Ooooh! A peek inside of things to come...how cooooool! Husband is loving ALL your books (of course, one at a time! Thank you Ms. Whitfield for having Vicki "on!" She's a charmer and her books are totally and wonderfully captivating!

Elora McKenzie

NCmountainwoman said...

Very nice interview. I'm happy to have found your blog and look forward to reading it.

As for the recipes...we've enjoyed Ba's Pound Cake. Vicki also contibuted others, including my favorite...her marvelous Bold Butternut Squash recipe. It is absolutely perfect for a winter evening. So yummy.

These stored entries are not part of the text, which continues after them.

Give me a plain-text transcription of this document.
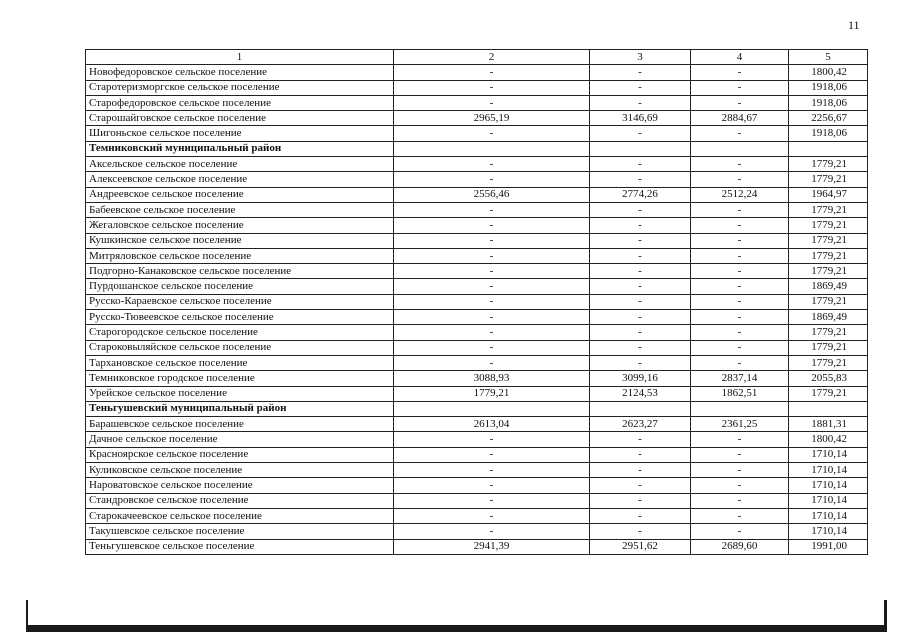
11
1	2	3	4	5
Новофедоровское сельское поселение	-	-	-	1800,42
Старотеризморгское сельское поселение	-	-	-	1918,06
Старофедоровское сельское поселение	-	-	-	1918,06
Старошайговское сельское поселение	2965,19	3146,69	2884,67	2256,67
Шигоньское сельское поселение	-	-	-	1918,06
Темниковский муниципальный район				
Аксельское сельское поселение	-	-	-	1779,21
Алексеевское сельское поселение	-	-	-	1779,21
Андреевское сельское поселение	2556,46	2774,26	2512,24	1964,97
Бабеевское сельское поселение	-	-	-	1779,21
Жегаловское сельское поселение	-	-	-	1779,21
Кушкинское сельское поселение	-	-	-	1779,21
Митряловское сельское поселение	-	-	-	1779,21
Подгорно-Канаковское сельское поселение	-	-	-	1779,21
Пурдошанское сельское поселение	-	-	-	1869,49
Русско-Караевское сельское поселение	-	-	-	1779,21
Русско-Тювеевское сельское поселение	-	-	-	1869,49
Старогородское сельское поселение	-	-	-	1779,21
Староковыляйское сельское поселение	-	-	-	1779,21
Тархановское сельское поселение	-	-	-	1779,21
Темниковское городское поселение	3088,93	3099,16	2837,14	2055,83
Урейское сельское поселение	1779,21	2124,53	1862,51	1779,21
Теньгушевский муниципальный район				
Барашевское сельское поселение	2613,04	2623,27	2361,25	1881,31
Дачное сельское поселение	-	-	-	1800,42
Красноярское сельское поселение	-	-	-	1710,14
Куликовское сельское поселение	-	-	-	1710,14
Нароватовское сельское поселение	-	-	-	1710,14
Стандровское сельское поселение	-	-	-	1710,14
Старокачеевское сельское поселение	-	-	-	1710,14
Такушевское сельское поселение	-	-	-	1710,14
Теньгушевское сельское поселение	2941,39	2951,62	2689,60	1991,00
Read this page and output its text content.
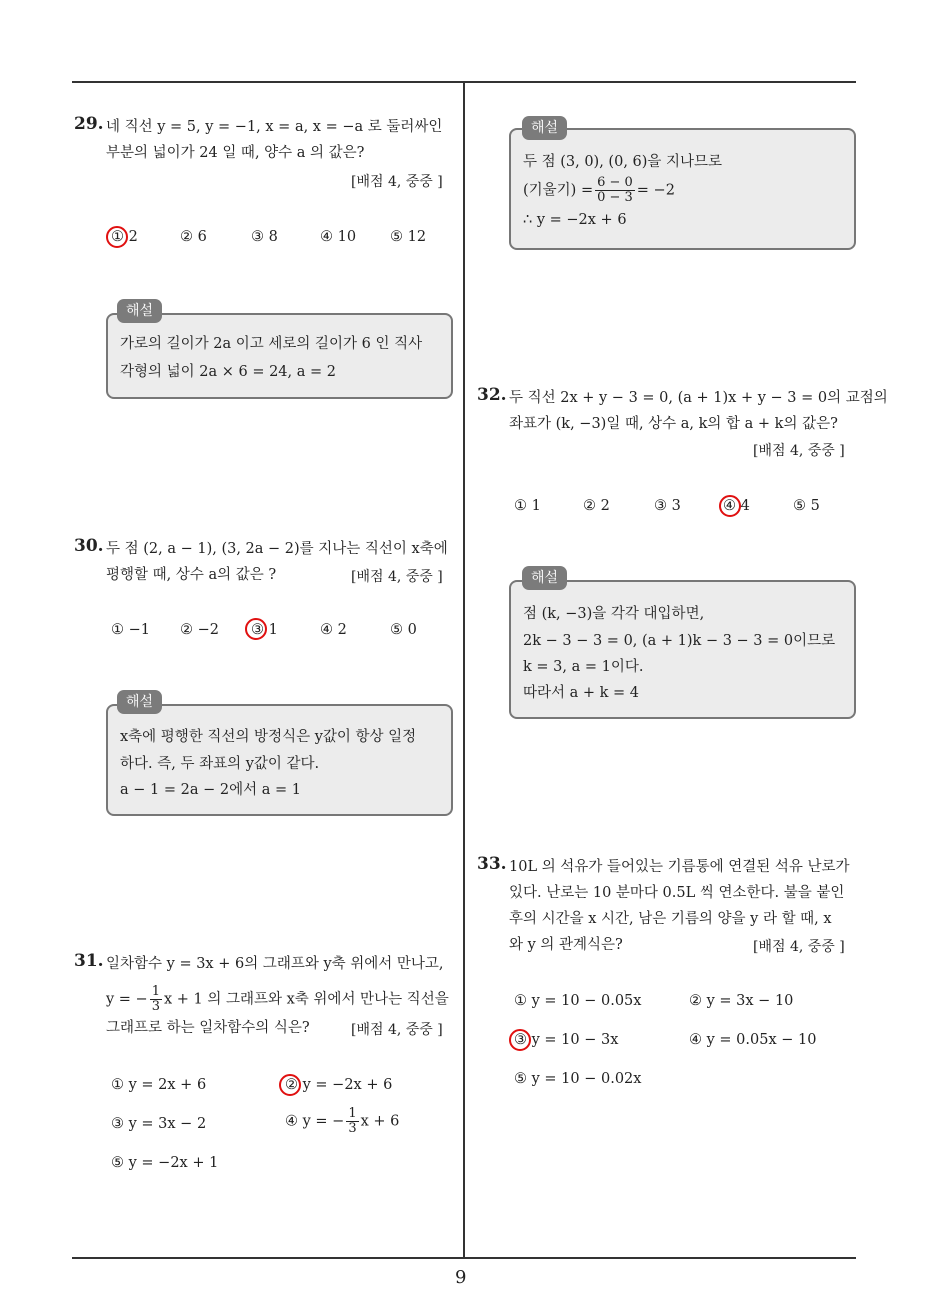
9
29. 네 직선 y = 5, y = −1, x = a, x = −a 로 둘러싸인
부분의 넓이가 24 일 때, 양수 a 의 값은?
[배점 4, 중중 ]
① 2	② 6	③ 8	④ 10 ⑤ 12
가로의 길이가 2a 이고 세로의 길이가 6 인 직사
각형의 넓이 2a × 6 = 24, a = 2
해설
30. 두 점 (2, a − 1), (3, 2a − 2)를 지나는 직선이 x축에
평행할 때, 상수 a의 값은 ?	[배점 4, 중중 ]
① −1 ② −2 ③ 1	④ 2	⑤ 0
x축에 평행한 직선의 방정식은 y값이 항상 일정
하다. 즉, 두 좌표의 y값이 같다.
a − 1 = 2a − 2에서 a = 1
해설
31. 일차함수 y = 3x + 6의 그래프와 y축 위에서 만나고,
y = − $\frac{1}{3}$ x + 1 의 그래프와 x축 위에서 만나는 직선을
그래프로 하는 일차함수의 식은?	[배점 4, 중중 ]
① y = 2x + 6	② y = −2x + 6
③ y = 3x − 2	④ y = − $\frac{1}{3}$ x + 6
⑤ y = −2x + 1
두 점 (3, 0), (0, 6)을 지나므로
(기울기) = $\frac{6 - 0}{0 - 3} = -2$
∴ y = −2x + 6
해설
32. 두 직선 2x + y − 3 = 0, (a + 1)x + y − 3 = 0의 교점의
좌표가 (k, −3)일 때, 상수 a, k의 합 a + k의 값은?
[배점 4, 중중 ]
① 1	② 2	③ 3	④ 4	⑤ 5
점 (k, −3)을 각각 대입하면,
2k − 3 − 3 = 0, (a + 1)k − 3 − 3 = 0이므로
k = 3, a = 1이다.
따라서 a + k = 4
해설
33. 10L 의 석유가 들어있는 기름통에 연결된 석유 난로가
있다. 난로는 10 분마다 0.5L 씩 연소한다. 불을 붙인
후의 시간을 x 시간, 남은 기름의 양을 y 라 할 때, x
와 y 의 관계식은?	[배점 4, 중중 ]
① y = 10 − 0.05x	② y = 3x − 10
③ y = 10 − 3x	④ y = 0.05x − 10
⑤ y = 10 − 0.02x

It's a great little cookbook and I'll be giving several for Christmas gifts this year.

Susan Whitfield said...

I had planned to post one of the recipes but apparently never got that done. Suffice it to say that all of her recipes are unique ande fabulous, right down to the Plunger Mayonnaise. Too cool!
Elora, and Mountainwoman, thanks for stopping by. Please come again, and enjoy those cookbooks! Thanks for supporting a worthy cause, to put an end to cancer and its ravages.

Betty Gordon said...

A wonderful interview, Vicki and Susan. Vicki, you have an intriguing body of work that I'm looking forward to reading
very soon.

The pound cake is delicious. Thanks for putting the recipe in "Killer Recipes."

Betty Gordon

caitlynhunter said...

Great interview, Vicki and Susan.

Vicki, you've sold me on your books, they're at the top of my Christmas list. I also live in the mountains of western NC and love to read books that are set here. Most of my own books take place right here where I live. Seeing those mountains every day never fails to inspire me.

Once again, I enjoyed your interview and Susan, as always, wonderful questions.

Caitlyn Hunter

Vicki Lane said...

Kind words, Elora!

And what a pleasure to know that my grandmother's pound cake is being made in kitchens far and wide! Thanks, NCmountainwoman and Betty!

And Betty and Caitlyn, I hope you enjoy getting to know Elizabeth and Miss Birdie!

And thanks again, Susan, for inviting me!

Victoria said...

A great interview, I really enjoyed reading it.

Vicki, I re-read all of your 'Elizabeth' books in the spring (I think) but after reading your descriptions of them I want to read them again.

Ms. Whitfield, I'm delighted to have found your blog, and am heading over to A.com to check out your books and the cookbook!

Susan Whitfield said...

Victoria, thanks for visiting. Vicki and I both hope you enjoy our books, set in North Carolina.